他不会是要上去跟人家“论道”吧?
我的天,这都什么时候了,你还搁那儿搞学术辩论呢?
人家现在需要的是心理疏导,是情感关怀,是你陪他打两把斗地主啊!
井星走到了孤岛的边缘,隔着那片翻涌的,由所有生命孤独汇成的黑色海洋,遥遥地,对着王座上的孤家,微微躬身,行了一礼。
然后,他用口型,无声地,说出了第一句话。
“阁下,并非诅咒。”
孤家那悲伤的眼神,微微一动,落在了井星的身上。
井星不急不缓,继续用口型说道:
“世人皆惧孤独,如避蛇蝎。却不知,孤独与独处,实为两物。”
他顿了顿,仿佛在给众人,尤其是给cpu已经烧了的礼铁祝,一个消化的时间。
“孤独(loneless),是被迫的,是隔绝的,是痛苦的。”
井星的手,指向了之前第一关【信息茧房】的方向。
“如身处闹市,却无人与你共鸣。如群聊嗨翻,你却插不上一句话。如职场卖命,功劳却与你无关。”

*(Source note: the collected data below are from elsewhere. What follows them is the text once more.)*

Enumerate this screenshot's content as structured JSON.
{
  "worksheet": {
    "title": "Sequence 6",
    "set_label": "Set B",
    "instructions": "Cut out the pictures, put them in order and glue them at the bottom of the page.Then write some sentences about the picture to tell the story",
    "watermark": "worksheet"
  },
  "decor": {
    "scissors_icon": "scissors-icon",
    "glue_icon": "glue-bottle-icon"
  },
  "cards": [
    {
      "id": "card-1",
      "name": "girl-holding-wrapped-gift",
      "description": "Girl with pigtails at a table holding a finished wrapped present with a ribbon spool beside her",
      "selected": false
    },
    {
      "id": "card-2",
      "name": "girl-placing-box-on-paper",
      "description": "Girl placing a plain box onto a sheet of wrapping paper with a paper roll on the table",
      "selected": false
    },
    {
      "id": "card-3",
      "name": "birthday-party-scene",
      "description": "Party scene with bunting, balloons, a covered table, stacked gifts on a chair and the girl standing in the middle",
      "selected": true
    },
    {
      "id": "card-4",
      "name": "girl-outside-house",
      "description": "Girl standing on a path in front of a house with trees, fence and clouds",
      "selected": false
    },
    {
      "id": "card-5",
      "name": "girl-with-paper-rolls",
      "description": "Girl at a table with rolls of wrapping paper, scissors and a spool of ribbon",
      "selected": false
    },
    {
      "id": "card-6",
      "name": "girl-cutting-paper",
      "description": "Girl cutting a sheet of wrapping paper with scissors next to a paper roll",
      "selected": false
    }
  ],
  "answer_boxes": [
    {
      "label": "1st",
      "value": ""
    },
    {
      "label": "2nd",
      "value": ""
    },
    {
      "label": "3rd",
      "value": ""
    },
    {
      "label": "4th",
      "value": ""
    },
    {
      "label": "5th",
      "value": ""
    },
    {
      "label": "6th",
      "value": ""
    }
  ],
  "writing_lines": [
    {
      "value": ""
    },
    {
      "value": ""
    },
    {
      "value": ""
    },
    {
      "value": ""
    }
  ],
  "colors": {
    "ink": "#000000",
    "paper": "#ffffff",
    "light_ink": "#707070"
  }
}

“那种感觉,是‘我在这里,世界却看不见我’。那是一种,被世界抛弃的,酷刑。”
礼铁祝的瞳孔,猛地一缩。
我操!
这神棍,总结得到位啊!
这不就是他前半辈子最操蛋的体验吗?
身边全是人,但你感觉自己像个透明的。
那种感觉,比一个人待着,难受一万倍!
井星见众人有所领悟,话锋一转。
“而独处(solitude),是主动的,是选择的,是享受的。”
他的目光,转向了闻艺。
“如闻艺先生,在您的‘绝对静默’之中,他并未向外求援,而是向内探索,于方寸之间,奏响了一整个宇宙。”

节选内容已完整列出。